Lapatinib sensitizes quiescent MDA-MB-231 breast cancer cells to doxorubicin by inhibiting the expression of multidrug resistance-associated protein-1

The quiescent state plays an important role in tumor recurrence because it protects cancer cells from chemotherapy. Previously, we optimized tumorsphere cultures for in vitro screening methods for targeting quiescent cell population since the majority of cells in tumorspheres are quiescent. In this study, we analyzed efficacies of current chemotherapeutics in tumorsphere assays to seek better strategies for eradicating quiescent cell population. Tumorspheres generated from MDA-MB-231 cells exhibited accumulations of cells in the G0/G1 phase as compared with cells in monolayer culture, suggesting that sphere formation contributes to an increase of quiescent cells.
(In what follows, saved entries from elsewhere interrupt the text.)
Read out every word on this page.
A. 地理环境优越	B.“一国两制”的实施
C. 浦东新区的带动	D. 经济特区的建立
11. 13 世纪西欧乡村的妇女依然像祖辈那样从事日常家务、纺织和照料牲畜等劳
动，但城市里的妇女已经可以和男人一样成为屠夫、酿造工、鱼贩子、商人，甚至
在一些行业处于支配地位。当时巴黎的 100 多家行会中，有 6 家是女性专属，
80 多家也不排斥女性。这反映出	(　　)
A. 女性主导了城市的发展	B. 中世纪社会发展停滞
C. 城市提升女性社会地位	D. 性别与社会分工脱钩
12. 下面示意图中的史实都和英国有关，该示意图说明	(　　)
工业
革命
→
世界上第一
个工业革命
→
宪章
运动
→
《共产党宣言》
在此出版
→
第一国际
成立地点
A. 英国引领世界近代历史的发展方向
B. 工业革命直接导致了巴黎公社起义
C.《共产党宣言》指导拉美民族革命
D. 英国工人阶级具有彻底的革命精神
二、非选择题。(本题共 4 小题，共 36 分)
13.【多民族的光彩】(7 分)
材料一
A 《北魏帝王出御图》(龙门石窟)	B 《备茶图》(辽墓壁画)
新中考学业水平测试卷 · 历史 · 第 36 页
As a result of a decreased doxorubicin uptake, MDA-MB-231 tumorspheres exhibited chemoresistance to both doxorubicin and paclitaxel. Since we found that the enhanced EGFR signaling is characteristics of MDA-MB-231 tumorspheres, the combination effects of chemotherapy with lapatinib, a dual ErbBl/ErbB2 inhibitor, were accessed in tumorsphere assays. Western blot analysis revealed that lapatinib inhibited the phosphorylation of EGFR, AKT and p38 in doxorubicin-treated tumorspheres. The inhibition of EGFR signaling by the treatment with lapatinib suppressed the expression of multidrug resistance-associated protein-1 (MRP-1), leading to increased cytotoxicity of doxorubicin to tumorspheres. Furthermore, blockade of the PI3K/AKT and p38 MAPK signaling pathways resulted in a remarkable decrease in the expression of MRP-1 in doxorubicin-treated tumorspheres. These results demonstrate that lapatinib sensitizes quiescent MDA-MB-231 breast cancer cells to doxorubicin by inhibiting doxorubicin-induced MRP-1 expression via PI3K/AKT and p38 MAPK signaling pathways. Thus, this study suggests that treatment with lapatinib in combination with anti-mitotic drugs maybe a useful approach to improve clinical response by eradicating the quiescent cancer cell population.